Patients often report inadequate water intake, increasing meat intake and oxalate containing diet. An association with metabolic syndrome (term describing disease cluster of obesity, type 2 diabetes, abnormal cholesterol parameters and high blood pressure) has been described.
Fluid intake (water) remains the main stay of prevention of stone recurrence. Calcium (milk and milk products) intake should be maintained unless specifically advised against this.

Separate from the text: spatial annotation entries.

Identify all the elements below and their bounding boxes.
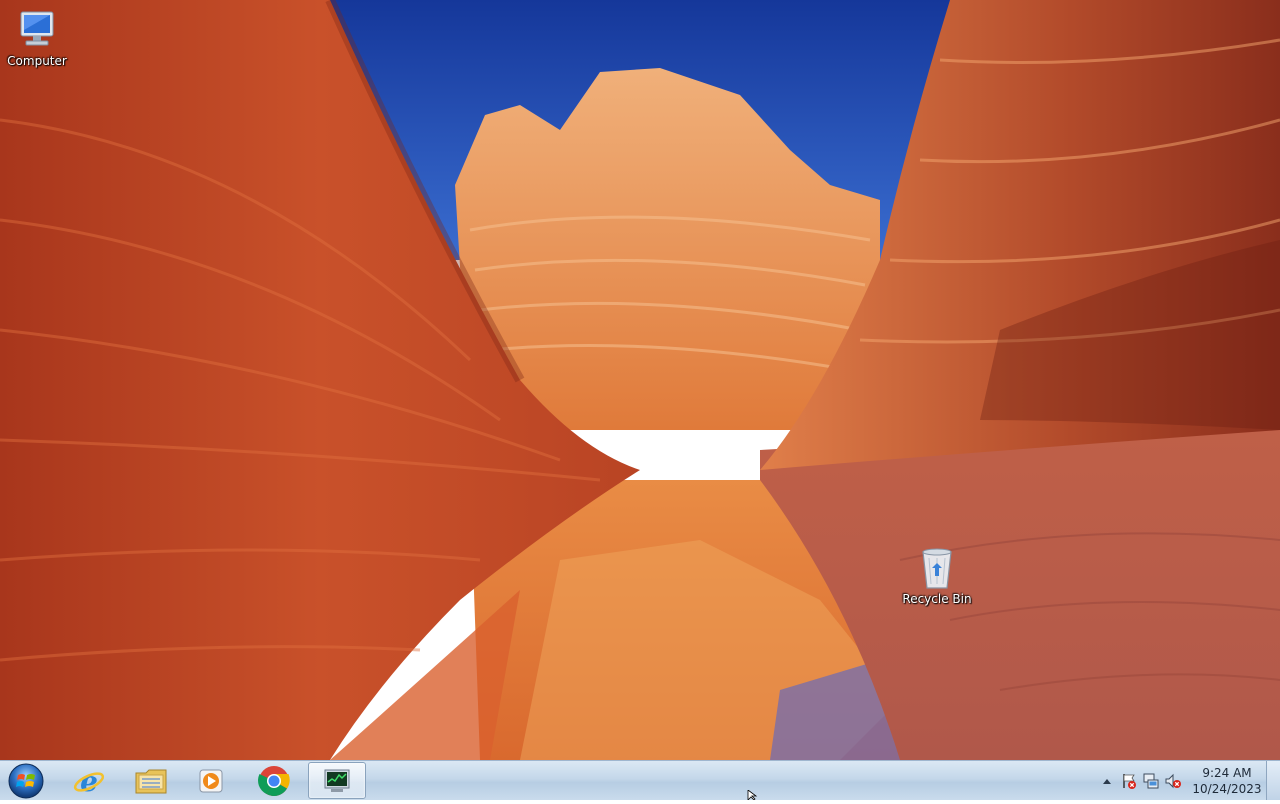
start-button[interactable] bbox=[4, 762, 48, 800]
wallpaper bbox=[0, 0, 1280, 760]
show-desktop-button[interactable] bbox=[1266, 761, 1280, 800]
show-hidden-icons-button[interactable] bbox=[1096, 770, 1118, 792]
clock-time: 9:24 AM bbox=[1202, 765, 1252, 780]
action-center-flag-icon bbox=[1123, 773, 1136, 789]
taskbar-internet-explorer-button[interactable]: e bbox=[60, 762, 118, 799]
mouse-cursor-icon bbox=[747, 790, 758, 800]
desktop-icon-recycle-bin[interactable]: Recycle Bin bbox=[896, 546, 978, 606]
taskbar-chrome-button[interactable] bbox=[245, 762, 303, 799]
taskbar-task-manager-button[interactable] bbox=[308, 762, 366, 799]
desktop-icon-label: Recycle Bin bbox=[902, 592, 972, 606]
taskbar-file-explorer-button[interactable] bbox=[122, 762, 180, 799]
network-icon bbox=[1143, 773, 1159, 788]
action-center-button[interactable] bbox=[1118, 770, 1140, 792]
computer-icon bbox=[20, 11, 54, 46]
desktop[interactable]: Computer Recycle Bin bbox=[0, 0, 1280, 760]
clock-date: 10/24/2023 bbox=[1192, 781, 1262, 796]
system-tray: 9:24 AM 10/24/2023 bbox=[1096, 761, 1262, 800]
clock[interactable]: 9:24 AM 10/24/2023 bbox=[1192, 765, 1262, 797]
desktop-icon-computer[interactable]: Computer bbox=[0, 8, 78, 68]
taskbar-media-player-button[interactable] bbox=[182, 762, 240, 799]
file-explorer-icon bbox=[135, 769, 167, 793]
internet-explorer-icon: e bbox=[73, 765, 105, 798]
show-hidden-icons-arrow-icon bbox=[1103, 778, 1111, 784]
volume-button[interactable] bbox=[1162, 770, 1184, 792]
svg-text:e: e bbox=[80, 765, 98, 798]
windows-start-orb-icon bbox=[8, 763, 44, 799]
chrome-icon bbox=[258, 765, 290, 796]
media-player-icon bbox=[199, 769, 223, 792]
recycle-bin-icon bbox=[922, 548, 952, 589]
desktop-icon-label: Computer bbox=[7, 54, 67, 68]
task-manager-icon bbox=[324, 769, 350, 792]
taskbar: e 9:24 AM 10/24/2023 bbox=[0, 760, 1280, 800]
network-button[interactable] bbox=[1140, 770, 1162, 792]
volume-muted-icon bbox=[1165, 773, 1181, 788]
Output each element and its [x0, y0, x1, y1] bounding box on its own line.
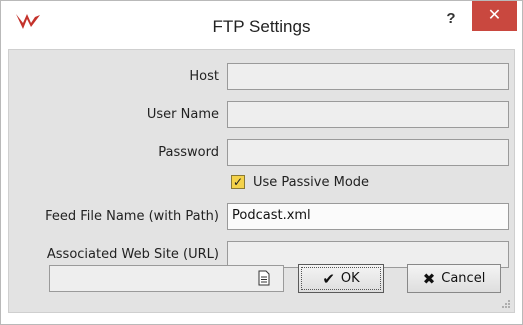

Calcium binds to oxalate in the diet reducing its absorption into the blood, and therefore reducing its excretion in the urine. By restricting the intake of calcium, as was previously advised for urinary stone disease, you are more likely to have urinary stones and may also adversely affect your bone mineralisation. Reduce your intake of salt (as low as reasonable), oxalate rich foods and red meat (no more than two portions per day.
Treatment options include shock wave lithotripsy, Ureteroscopy or percutaneous nephrolithotomy.
Treatment needs to be tailored for the individual patient symptoms, stone (size, composition, position) and patient (associated morbidity, size and lifestyle) factors all taken into account. Often
patients may choose a more invasive option if it offers a greater chance of success with a single treatment. Others will choose the less invasive option of ESWL treatments.